Is it true that two smooth fiber bundles with same fiber, base manifold and structure group (that is a Lie group $G$ of diffeomorphisms of the fiber) are equivalent if and only if are equivalent as continuous fiber bundle (so the equivalence can be only continuous)? If it is true, can you give me a reference?
Thank you.
As long as the Lie groups are finite dimensional, yes, this is true. The key is that you can make finite-dimensional approximations to the classifying space $BG$: that is, there are finite dimensional smooth manifolds $B_iG$ with inclusion maps $B_iG \hookrightarrow B_{i+1}G$ such that, as topological spaces, $BG = \lim B_iG$. I don't have a good reference for this or a sketch of the proof. For your favorite groups, it's obvious: $BO(n) = \text{Gr}(n,\infty) = \lim_k \text{Gr}(n,n+k)$, for instance, or $BU(1) = \lim_k \Bbb{CP}^k$. The general case, then, is the same idea: you find a sequence of spaces $E_nG$ that $G$ acts freely on whose limit is contractible. If I remember a reference or a proof for this I'll edit it in.
Now that we have this: let $M$ be a finite dimensional smooth manifold. Two $G$-bundles being smoothly equivalent is the same as saying that the smooth maps $M \to BG$ are smoothly homotopic. (To make sense of this, one either makes a Hilbert manifold out of $BG$, in which case the first paragraph wasn't necessary, as we'll see, or you assume $M$ is compact so the image lies in some $B_iG$.) The proof of this is essentially the same as the proof that the same is true continuously of continuous maps.
Now we're in a setting in which we can apply the various smooth map approximation theorems. This is the reason I tried to make things finite dimensional; I don't know how to prove the same approximation theorems in the infinite-dimensional setting, though they're almost certainly true. Anyway, let's get going.
First, any continuous map is homotopic to a smooth map. So for any continuous vector bundle on $M$, this must be isomorphic to a smooth vector bundle.

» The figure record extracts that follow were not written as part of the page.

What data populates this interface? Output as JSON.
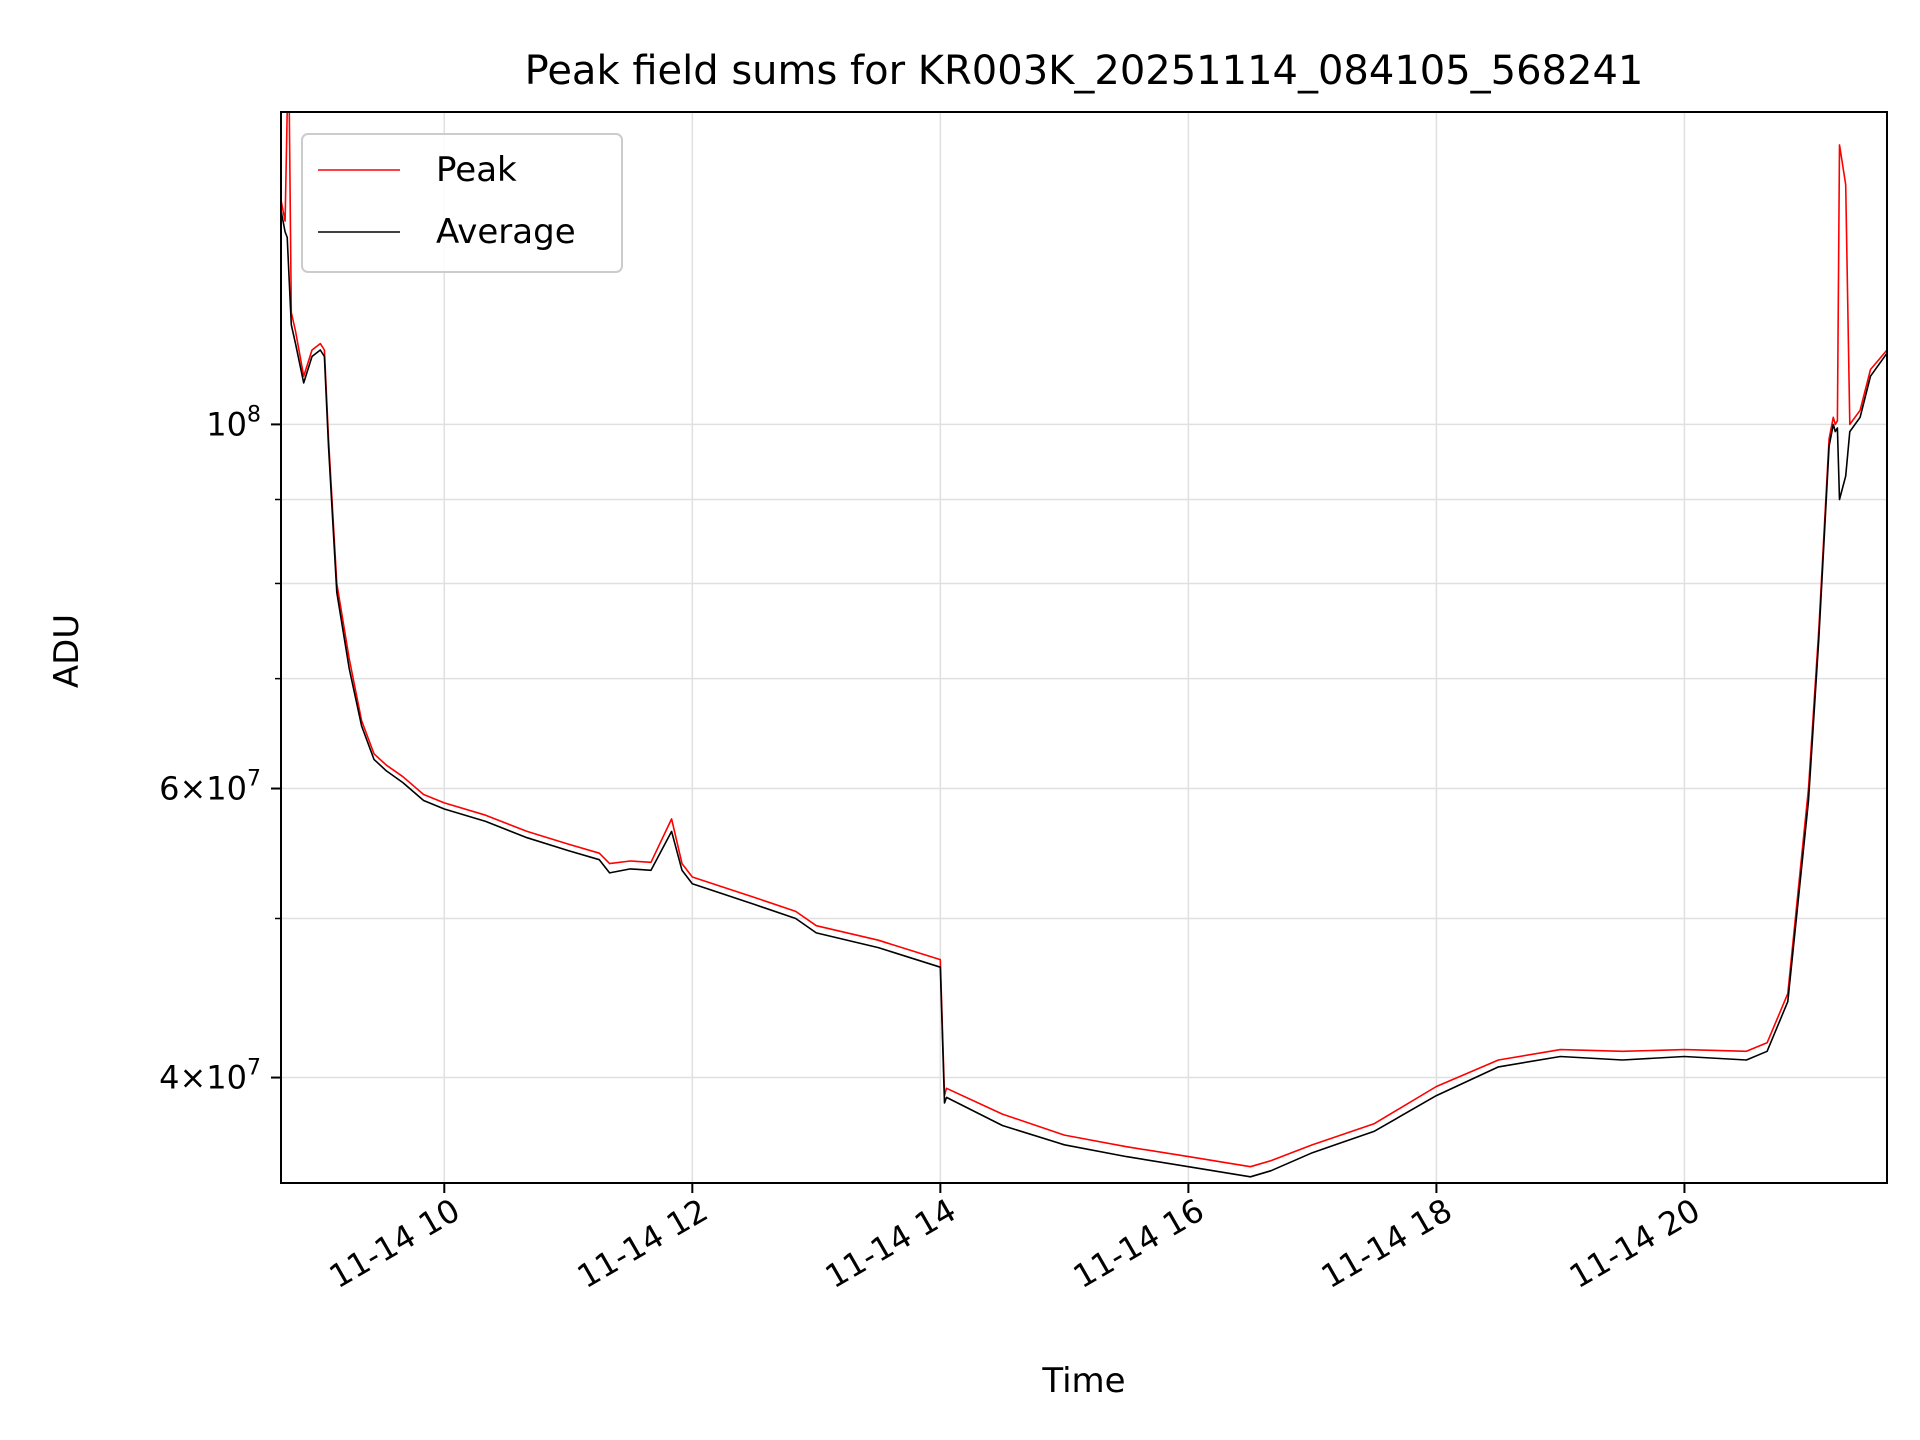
{
  "chart_data": {
    "type": "line",
    "title": "Peak field sums for KR003K_20251114_084105_568241",
    "xlabel": "Time",
    "ylabel": "ADU",
    "x_tick_labels": [
      "11-14 10",
      "11-14 12",
      "11-14 14",
      "11-14 16",
      "11-14 18",
      "11-14 20"
    ],
    "x_ticks": [
      "2025-11-14 10:00",
      "2025-11-14 12:00",
      "2025-11-14 14:00",
      "2025-11-14 16:00",
      "2025-11-14 18:00",
      "2025-11-14 20:00"
    ],
    "xlim": [
      "2025-11-14 08:41",
      "2025-11-14 21:38"
    ],
    "y_scale": "log",
    "ylim": [
      34500000,
      155000000
    ],
    "y_tick_labels": [
      "10^8",
      "6×10^7",
      "4×10^7"
    ],
    "y_ticks": [
      100000000,
      60000000,
      40000000
    ],
    "y_minor_ticks": [
      90000000,
      80000000,
      70000000,
      50000000
    ],
    "grid": true,
    "legend_position": "upper-left",
    "series": [
      {
        "name": "Peak",
        "color": "#ff0000",
        "x": [
          "08:41",
          "08:43",
          "08:44",
          "08:45",
          "08:46",
          "08:48",
          "08:52",
          "08:56",
          "09:00",
          "09:02",
          "09:04",
          "09:08",
          "09:14",
          "09:20",
          "09:26",
          "09:32",
          "09:40",
          "09:50",
          "10:00",
          "10:20",
          "10:40",
          "11:00",
          "11:15",
          "11:20",
          "11:30",
          "11:40",
          "11:50",
          "11:55",
          "12:00",
          "12:30",
          "12:50",
          "13:00",
          "13:30",
          "14:00",
          "14:02",
          "14:03",
          "14:30",
          "15:00",
          "15:30",
          "16:00",
          "16:30",
          "16:40",
          "17:00",
          "17:30",
          "18:00",
          "18:30",
          "19:00",
          "19:30",
          "20:00",
          "20:30",
          "20:40",
          "20:50",
          "21:00",
          "21:05",
          "21:10",
          "21:12",
          "21:13",
          "21:14",
          "21:15",
          "21:18",
          "21:20",
          "21:25",
          "21:30",
          "21:38"
        ],
        "values": [
          137000000,
          133000000,
          155000000,
          155000000,
          117000000,
          114000000,
          107000000,
          111000000,
          112000000,
          111000000,
          98000000,
          80000000,
          72000000,
          66000000,
          63000000,
          62000000,
          61000000,
          59500000,
          58800000,
          57800000,
          56500000,
          55500000,
          54800000,
          54000000,
          54200000,
          54100000,
          57500000,
          54000000,
          53000000,
          51500000,
          50500000,
          49500000,
          48500000,
          47200000,
          39000000,
          39400000,
          38000000,
          36900000,
          36300000,
          35800000,
          35300000,
          35600000,
          36400000,
          37500000,
          39500000,
          41000000,
          41600000,
          41500000,
          41600000,
          41500000,
          42000000,
          45000000,
          60000000,
          75000000,
          98000000,
          101000000,
          100000000,
          100500000,
          148000000,
          140000000,
          100000000,
          102000000,
          108000000,
          111000000
        ]
      },
      {
        "name": "Average",
        "color": "#000000",
        "x": [
          "08:41",
          "08:43",
          "08:44",
          "08:46",
          "08:48",
          "08:52",
          "08:56",
          "09:00",
          "09:02",
          "09:04",
          "09:08",
          "09:14",
          "09:20",
          "09:26",
          "09:32",
          "09:40",
          "09:50",
          "10:00",
          "10:20",
          "10:40",
          "11:00",
          "11:15",
          "11:20",
          "11:30",
          "11:40",
          "11:50",
          "11:55",
          "12:00",
          "12:30",
          "12:50",
          "13:00",
          "13:30",
          "14:00",
          "14:02",
          "14:03",
          "14:30",
          "15:00",
          "15:30",
          "16:00",
          "16:30",
          "16:40",
          "17:00",
          "17:30",
          "18:00",
          "18:30",
          "19:00",
          "19:30",
          "20:00",
          "20:30",
          "20:40",
          "20:50",
          "21:00",
          "21:05",
          "21:10",
          "21:12",
          "21:13",
          "21:14",
          "21:15",
          "21:18",
          "21:20",
          "21:25",
          "21:30",
          "21:38"
        ],
        "values": [
          135000000,
          131000000,
          130000000,
          115000000,
          112000000,
          106000000,
          110000000,
          111000000,
          110000000,
          97000000,
          79000000,
          71000000,
          65500000,
          62500000,
          61500000,
          60500000,
          59000000,
          58300000,
          57300000,
          56000000,
          55000000,
          54300000,
          53300000,
          53600000,
          53500000,
          56500000,
          53500000,
          52500000,
          51000000,
          50000000,
          49000000,
          48000000,
          46700000,
          38600000,
          38900000,
          37400000,
          36400000,
          35800000,
          35300000,
          34800000,
          35100000,
          36000000,
          37100000,
          39000000,
          40600000,
          41200000,
          41000000,
          41200000,
          41000000,
          41500000,
          44500000,
          59000000,
          74000000,
          97000000,
          100000000,
          99000000,
          99500000,
          90000000,
          93000000,
          99000000,
          101000000,
          107000000,
          110500000
        ]
      }
    ]
  }
}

Next, suppose I have smooth vector bundles $f_i: M \to BG$. Suppose they are continuously homotopic: that is, there is a continuous map $f_t: M \times I \to BG$. Now (again, either because we can restrict the codomain to a finite-dimensional manifold or because you're willing to use infinite-dimensional approximation theorems) we know that we can approximate this by a smooth map without changing the values on the boundary, since they're already smooth. So this means that if vector bundles $f_0$, $f_1$ are continuously isomorphic, they are smoothly isomorphic.
This becomes false if you allow the Lie group to become infinite-dimensional (say, $\text{Diff}(M)$.) The simplest examples I know are 4-manifold bundles over the circle which are topologically trivial but not smoothly trivial. But because $M$-bundles over the circle are in bijection with $\pi_0 \text{Homeo}(M)$ topologically or $\pi_0 \text{Diff}(M)$ smoothly, you just need a diffeomorphism that's continuously isotopic to the identity but not smoothly. One is provided, eg, in Ruberman, "An obstruction to smooth isotopy in dimension 4".